The government has long touted the facility as crucial to the country’s nuclear energy policy, but construction has been plagued by difficulties since starting nearly three decades ago. And now, with low demand for the plutonium that the plant would extract, some are questioning the need for the project to be continued at all.
Nearly 30 years of trouble
Rokkasho would become Japan’s first commercial facility with the capability to reprocess spent nuclear fuel and extract reusable plutonium. The plutonium would then be mixed with uranium to produce what is known as mixed oxide, or MOX, fuel. This would be used to power nuclear plants across the country, helping Japan reduce its reliance on energy imports.The government also says the facility would help reduce spent fuel, which is taking up storage space at nuclear plants. If the fuel isn’t reprocessed, these plants may reach their storage limits and be forced to halt operations.
Construction on the plant in Rokkasho Village, Aomori Prefecture, began in 1993. It was initially scheduled to be completed in 1997 but a string of technical problems forced officials to repeatedly push back the deadline.
Trial operations began in 2006 but were halted after a series of technical issues. Then, construction had to be altered so the plant would meet stricter safety requirements implemented by the government after the 2011 Fukushima Daiichi nuclear disaster. In 2014, Japan Nuclear Fuel Limited, the operator of the Rokkasho Plant, applied for a safety screening with the Nuclear Regulation Authority, and last month, the facility was judged to have met the new standards.
But even as the plant inches closer to going online, serious questions are being raised about the need for such a facility, given the low demand for reprocessed plutonium. Currently, only four reactors in the country are approved to be powered by MOX fuel. And given that the use of MOX requires local government consent, and that regulators have been slow to bring nuclear plants back online in the wake of the Fukushima disaster, it is unlikely that this number will increase any time soon.
Furthermore, unused plutonium can’t simply be stored. Japan is committed to an international effort to reduce stockpiles of the element, as it can also be used for the development of nuclear weapons. The country already possesses 46 tons of plutonium, believed to be enough to power thousands of atomic bombs. Rokkasho would have the capacity to produce an additional seven tons annually.
The plant’s lengthy construction has also led to a ballooning price tag. The initial cost of the project was estimated at about $7.1 billion. The tab now sits at nearly $28 billion. The total cost, including operations and eventual decommissioning work, is expected to come out to a staggering $130 billion—much of it paid for by consumers in the form of electricity bills.
Researcher calls for the plan to be reviewed
Dr. Suzuki Tatsujiro, Vice Director at Nagasaki University’s Research Center for Nuclear Weapons Abolition (RECNA) and a nuclear policy expert who once served on the country’s Atomic Energy Commission, is one of those who has serious doubts about the viability of the Rokkasho plant.
He says the huge costs of reprocessing and the security issues, such as risk of excess plutonium being stolen, should be weighed against the benefits espoused by the government.

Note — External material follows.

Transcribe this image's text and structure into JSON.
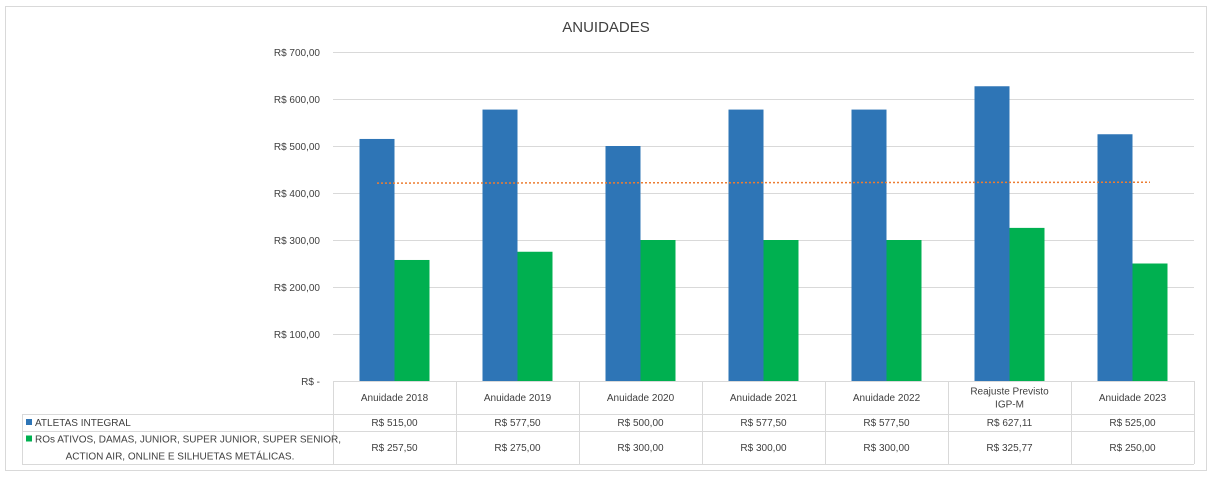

Rokkasho is currently scheduled to be completed by September 2021, at which point the facility will have to undergo a final screening procedure for its equipment. But regulators seem to think this timeline is unrealistic, given the current state of the plant. Suzuki says, instead of plowing ahead toward the finish line, now is the time to reflect on whether construction should be continued at all.
“Some Western countries have abandoned their reprocessing programs,” he says. “And I can’t think of convincing reasons for Japan to continue. Now might be the time for a review.”